Published in final edited form as: Clin Cancer Res. 2013 Apr 24;19(12):3176–3188. doi: 10.1158/1078-0432.CCR-13-0042

Figure 2.

Figure 2

Altered M1 and M2 macrophage infiltrations in oral mucosal tissues bordering the non-healing extraction socket of BRONJ patients.
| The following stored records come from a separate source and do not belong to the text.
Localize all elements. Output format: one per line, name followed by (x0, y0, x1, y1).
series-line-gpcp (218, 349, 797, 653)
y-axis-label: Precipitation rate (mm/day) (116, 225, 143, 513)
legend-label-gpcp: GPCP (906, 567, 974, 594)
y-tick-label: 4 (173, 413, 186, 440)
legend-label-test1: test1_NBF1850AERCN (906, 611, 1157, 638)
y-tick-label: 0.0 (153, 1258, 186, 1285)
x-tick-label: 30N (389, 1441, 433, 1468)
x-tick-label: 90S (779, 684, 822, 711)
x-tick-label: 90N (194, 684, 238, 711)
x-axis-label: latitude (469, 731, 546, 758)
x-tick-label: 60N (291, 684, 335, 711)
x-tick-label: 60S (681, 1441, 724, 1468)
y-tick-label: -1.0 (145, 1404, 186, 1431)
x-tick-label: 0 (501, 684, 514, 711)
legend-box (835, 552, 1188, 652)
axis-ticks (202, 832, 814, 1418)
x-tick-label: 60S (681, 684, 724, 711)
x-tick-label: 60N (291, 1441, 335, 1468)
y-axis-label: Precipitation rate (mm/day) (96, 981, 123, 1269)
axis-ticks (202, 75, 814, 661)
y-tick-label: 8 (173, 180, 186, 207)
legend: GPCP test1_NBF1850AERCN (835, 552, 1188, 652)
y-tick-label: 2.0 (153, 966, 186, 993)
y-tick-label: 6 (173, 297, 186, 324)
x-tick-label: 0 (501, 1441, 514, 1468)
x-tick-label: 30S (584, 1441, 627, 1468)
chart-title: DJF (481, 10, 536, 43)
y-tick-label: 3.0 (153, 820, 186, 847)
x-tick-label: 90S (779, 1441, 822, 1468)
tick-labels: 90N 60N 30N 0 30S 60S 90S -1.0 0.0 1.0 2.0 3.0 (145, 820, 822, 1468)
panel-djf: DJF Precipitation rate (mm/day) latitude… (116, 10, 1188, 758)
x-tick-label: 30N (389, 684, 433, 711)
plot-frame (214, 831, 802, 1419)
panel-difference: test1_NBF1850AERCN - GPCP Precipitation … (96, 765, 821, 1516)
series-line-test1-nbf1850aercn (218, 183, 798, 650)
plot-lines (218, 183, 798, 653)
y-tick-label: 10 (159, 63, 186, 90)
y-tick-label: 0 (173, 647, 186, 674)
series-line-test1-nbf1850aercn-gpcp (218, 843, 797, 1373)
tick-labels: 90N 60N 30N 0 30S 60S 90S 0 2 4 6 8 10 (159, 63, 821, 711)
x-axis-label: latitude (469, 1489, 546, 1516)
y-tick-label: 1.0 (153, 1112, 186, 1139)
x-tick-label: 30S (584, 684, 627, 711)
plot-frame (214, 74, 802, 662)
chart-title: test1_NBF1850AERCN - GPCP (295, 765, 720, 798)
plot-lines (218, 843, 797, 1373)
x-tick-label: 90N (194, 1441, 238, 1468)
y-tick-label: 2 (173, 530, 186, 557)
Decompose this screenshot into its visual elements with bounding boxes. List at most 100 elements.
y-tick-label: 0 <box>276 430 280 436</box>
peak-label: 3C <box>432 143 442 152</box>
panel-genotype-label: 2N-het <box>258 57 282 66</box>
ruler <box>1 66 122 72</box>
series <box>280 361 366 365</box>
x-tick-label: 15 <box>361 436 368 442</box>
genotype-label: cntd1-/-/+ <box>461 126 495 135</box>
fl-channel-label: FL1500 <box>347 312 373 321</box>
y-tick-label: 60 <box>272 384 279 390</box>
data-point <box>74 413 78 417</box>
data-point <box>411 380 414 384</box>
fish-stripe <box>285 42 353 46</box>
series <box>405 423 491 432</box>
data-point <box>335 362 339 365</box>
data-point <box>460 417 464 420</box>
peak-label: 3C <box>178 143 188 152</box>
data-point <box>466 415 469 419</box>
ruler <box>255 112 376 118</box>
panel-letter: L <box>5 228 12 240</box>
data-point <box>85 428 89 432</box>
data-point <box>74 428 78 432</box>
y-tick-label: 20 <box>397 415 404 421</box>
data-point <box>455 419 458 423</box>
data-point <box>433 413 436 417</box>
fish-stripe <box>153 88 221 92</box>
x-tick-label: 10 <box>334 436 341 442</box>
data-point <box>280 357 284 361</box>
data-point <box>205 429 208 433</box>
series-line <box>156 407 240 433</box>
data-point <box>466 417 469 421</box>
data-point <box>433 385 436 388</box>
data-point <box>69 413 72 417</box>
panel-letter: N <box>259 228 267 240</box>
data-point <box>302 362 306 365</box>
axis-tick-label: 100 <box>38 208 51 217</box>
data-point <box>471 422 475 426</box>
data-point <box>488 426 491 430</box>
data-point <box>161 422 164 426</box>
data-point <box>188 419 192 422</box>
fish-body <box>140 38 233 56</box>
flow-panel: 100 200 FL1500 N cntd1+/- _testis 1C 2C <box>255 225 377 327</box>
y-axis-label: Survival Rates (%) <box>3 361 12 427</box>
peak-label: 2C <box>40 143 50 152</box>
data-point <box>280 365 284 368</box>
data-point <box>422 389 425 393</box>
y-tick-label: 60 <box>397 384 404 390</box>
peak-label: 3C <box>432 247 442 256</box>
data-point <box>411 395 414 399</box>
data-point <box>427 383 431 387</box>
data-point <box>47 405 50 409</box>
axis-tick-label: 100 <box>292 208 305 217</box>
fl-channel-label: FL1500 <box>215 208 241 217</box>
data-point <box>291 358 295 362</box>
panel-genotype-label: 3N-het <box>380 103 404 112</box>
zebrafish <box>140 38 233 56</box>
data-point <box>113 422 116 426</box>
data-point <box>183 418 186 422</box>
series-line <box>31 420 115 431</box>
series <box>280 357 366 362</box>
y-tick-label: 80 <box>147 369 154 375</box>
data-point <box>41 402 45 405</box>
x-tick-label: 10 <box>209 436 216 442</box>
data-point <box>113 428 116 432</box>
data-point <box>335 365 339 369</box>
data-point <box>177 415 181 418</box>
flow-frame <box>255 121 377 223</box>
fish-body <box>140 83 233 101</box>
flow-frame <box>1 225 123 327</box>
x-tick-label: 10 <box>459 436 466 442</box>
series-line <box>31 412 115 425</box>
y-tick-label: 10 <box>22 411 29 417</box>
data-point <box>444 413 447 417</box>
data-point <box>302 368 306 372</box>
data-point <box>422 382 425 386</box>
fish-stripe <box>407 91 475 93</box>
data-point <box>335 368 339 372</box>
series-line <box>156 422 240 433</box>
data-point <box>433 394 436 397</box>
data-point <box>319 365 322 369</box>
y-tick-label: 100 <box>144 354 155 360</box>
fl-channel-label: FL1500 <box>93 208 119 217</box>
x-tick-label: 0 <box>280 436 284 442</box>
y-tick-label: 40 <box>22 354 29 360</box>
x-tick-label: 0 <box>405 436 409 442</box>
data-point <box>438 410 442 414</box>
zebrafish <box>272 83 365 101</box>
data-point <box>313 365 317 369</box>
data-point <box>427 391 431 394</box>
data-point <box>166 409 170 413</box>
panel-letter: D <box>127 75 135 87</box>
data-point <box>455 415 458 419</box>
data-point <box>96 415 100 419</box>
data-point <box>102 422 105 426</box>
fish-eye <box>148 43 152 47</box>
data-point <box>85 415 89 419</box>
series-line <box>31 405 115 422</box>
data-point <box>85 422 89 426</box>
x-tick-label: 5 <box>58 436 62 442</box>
A–D, Immunofluorescence studies showed an increased infiltration of CD68+ iNOS+ M1 macrophages and a decreased infiltration of CD206+ M2 macrophages in mucosal tissues bordering the extraction sockets of patients manifested BRONJ lesions (BRONJ) or patients with history of zoledronate treatment without clinical BRONJ (Non-BRONJ) (n=5), whereby oral mucosal tissues from healthy patients who underwent routine dental extraction for other non-inflammatory mucosa conditions (Normal) or patients with diagnosis of inflammatory gum disease, specifically, active periodontitis with resultant tooth loss (Periodontitis) were used as controls (n=5). Scale bars, 50μm. E, Quantification of total CD68+ macrophages in 6 randomly selected high-power fields (HPFs). F and G, Quantification of M1 and M2 macrophages in 6 randomly selected high-power fields (HPFs). Data are mean ± SEM of multiple fields in n=5 per group. *P < 0.05; **P<0.01; ns, no significant statistical differences.